Prelude: -none-during-Lent--SILENCE--
Processional Hymn: 413: Tis Good Lord To Be Here
Kyrie: Missa XI (Orbis factor) Kyrie: chant
Gloria: -none-during-Lent-
Readings: 507
Intercessions: 138: Lord hear our prayer
Offertory: (5) 232: Somebody's Knocking
(11) Nolo mortem peccatoris: Morley
Acclamations: (5) 185: Missa XVIII Sanctus: chant
(5) 104-105: Mass of Creation: Haugen
Missa XI (Orbis factor) Sanctus: chant
Agnus Dei: (5) 187: Missa XVIII Agnus Dei: chant
Missa XI (orbis factor) Agnus Dei: chant
Communion Hymn: (5) Firmly I Believe And Truly
329: Beautiful Savior
Final Hymn: 423: Lift High The Cross
Postlude: -none-during-Lent--SILENCE--
Music Notes:
The Lenten rubrics indicate that the organ is to remain silent except on Laetare Sunday and Solemnities and Festive days and at any time to accompany singing, hence there are no preludes or interludes or postludes.

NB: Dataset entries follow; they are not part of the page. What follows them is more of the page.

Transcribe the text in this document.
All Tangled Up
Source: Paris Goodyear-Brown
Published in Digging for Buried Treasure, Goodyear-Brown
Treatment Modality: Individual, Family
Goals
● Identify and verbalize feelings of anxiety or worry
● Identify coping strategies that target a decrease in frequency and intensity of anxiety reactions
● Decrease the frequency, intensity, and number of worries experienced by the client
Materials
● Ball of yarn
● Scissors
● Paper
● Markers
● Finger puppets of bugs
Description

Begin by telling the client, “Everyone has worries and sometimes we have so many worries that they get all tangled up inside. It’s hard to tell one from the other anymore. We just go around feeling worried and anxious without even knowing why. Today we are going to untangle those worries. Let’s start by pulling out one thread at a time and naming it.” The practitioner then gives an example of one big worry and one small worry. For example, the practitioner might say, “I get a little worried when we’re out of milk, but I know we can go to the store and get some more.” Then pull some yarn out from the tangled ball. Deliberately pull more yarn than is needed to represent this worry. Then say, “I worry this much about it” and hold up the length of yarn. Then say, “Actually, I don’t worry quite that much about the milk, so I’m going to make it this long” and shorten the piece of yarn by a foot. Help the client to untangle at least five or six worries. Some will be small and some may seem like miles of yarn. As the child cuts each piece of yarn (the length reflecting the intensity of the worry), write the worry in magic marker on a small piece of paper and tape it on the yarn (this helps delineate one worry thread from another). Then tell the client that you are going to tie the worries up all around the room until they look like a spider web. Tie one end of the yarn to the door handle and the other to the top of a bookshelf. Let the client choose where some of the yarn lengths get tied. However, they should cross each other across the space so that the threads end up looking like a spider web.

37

The purpose of the silent time before and after Mass remains the same: it is meant to be used to prepare for the Sacred Mysteries, and to give proper thanks afterward. Please help others to pray during Lent!
This weekend at the 5 pm Vigil Mass, Lectors are from Grades K and 4 and the Music is led by the School Choir (directed by Rebecca Monson).
Thomas Morley (1577/8-1602) was born in Norwich East Anglia England, the son of a brewer. In his boyhood he was probably a singer in Norwich Cathedral. In the 1570s he studied with William Byrd, the great Elizabethan composer of sacred music. In 1583 he became the Norwich Cathedral master of the choristers. In 1588 he received his bachelor's degree from Oxford, and shortly thereafter was employed as organist at St Paul's in London. He lived for a time in the same parish as Shakespeare, and a connection between the two has long been speculated, though never proven (he did compose a setting of "It was a lover and his lass" from "As You Like It"). His principal contribution to music history is eleven collections of madrigals; he also published instrumental consort music, and keyboard pieces.